Yes that is indeed a huge pile of Lindt truffles (milk & dark chocolate) on the top…delish! Needless to say our top tier didn’t have a shot of seeing our one year anniversary…it didn’t last more than a week after the wedding!

While we went with a pretty traditional American style wedding cake, there are all kinds of interpretations of cake and traditions pertaining to dessert at weddings around the globe.

Let’s take a look at what they are enjoying around the world…


The croquembouch is the traditional French dessert served at weddings.  The word comes from the French saying “croque en bouche” or “crunch in mouth.”  It consists of choux pastry puffs filled with vanilla pastry cream which are stacked into a cone shape then drizzled with caramel.  Once it hardens the caramel acts as a “glue” to hold everything together.  Often the cakes are then decorated with candied almonds, flowers, ribbons or chocolate.

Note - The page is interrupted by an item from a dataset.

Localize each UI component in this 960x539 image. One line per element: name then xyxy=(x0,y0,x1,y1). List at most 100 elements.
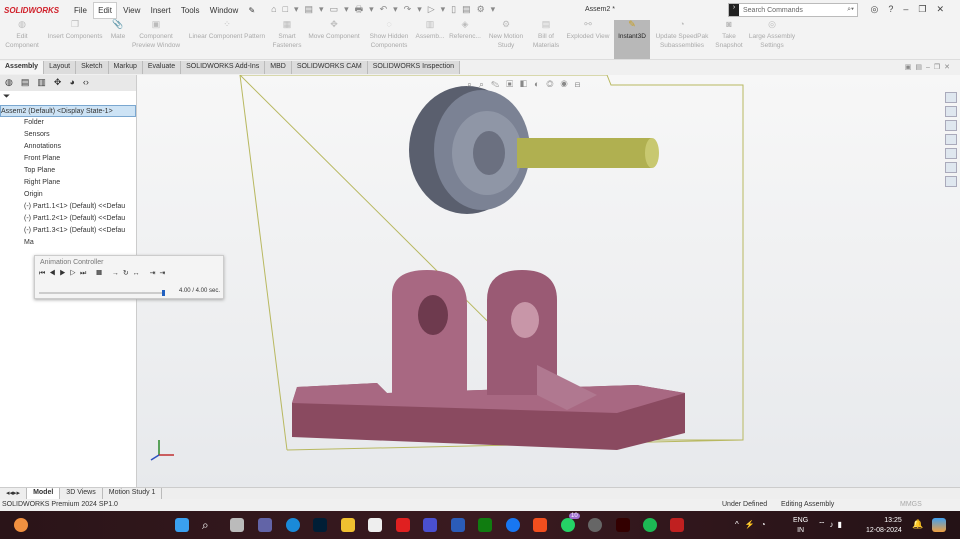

The Germans are serious about wedding cake.  The traditional Baumkuchen or “Tree Cake” requires a rotating spit not to mention a wealth of patience to complete.  The idea is that a very thin layer of batter is brushed onto the spit and allowed to cook golden brown at which time the process is repeated over and over again until you get something that looks like this:


The result?!  When you cut into the cake it looks very similar to the rings that you would find were you to cut down a tree and look at the cross section left behind.



The traditional cake of our Norwegian counterparts is the Kransekake.  This creation is primarily almonds, sugar and egg whites and is most often seen with the ring design shown below.



Spettekaka is the wedding cake of choice for those in the Scania region of Sweden.  It is a combination of eggs, potato flour and sugar which is cooked over an open fire resulting in a very dry outcome.  To preserve the dry dessert it is wrapped until just moments before serving.  A hacksaw blade is typically used to cut into the creation-a seemingly odd tool for a cake.  A standard knife (or too much pressure with the blade) will actually cause the cake to crumble and break so the person doing the cutting needs a certain level of finesse!


Now that we have seen what they are eating around the world, for my next Traditions and Trivia post I will explore the history of the wedding cake and how it got it’s big break…stay tuned!

2 Responses to “Let them eat cake!

  • Emily Howard
    15 years ago

    I saw the croquembouch on one of those Food Network challenge shows! Thanks for sharing other cakes from around the world. Yum!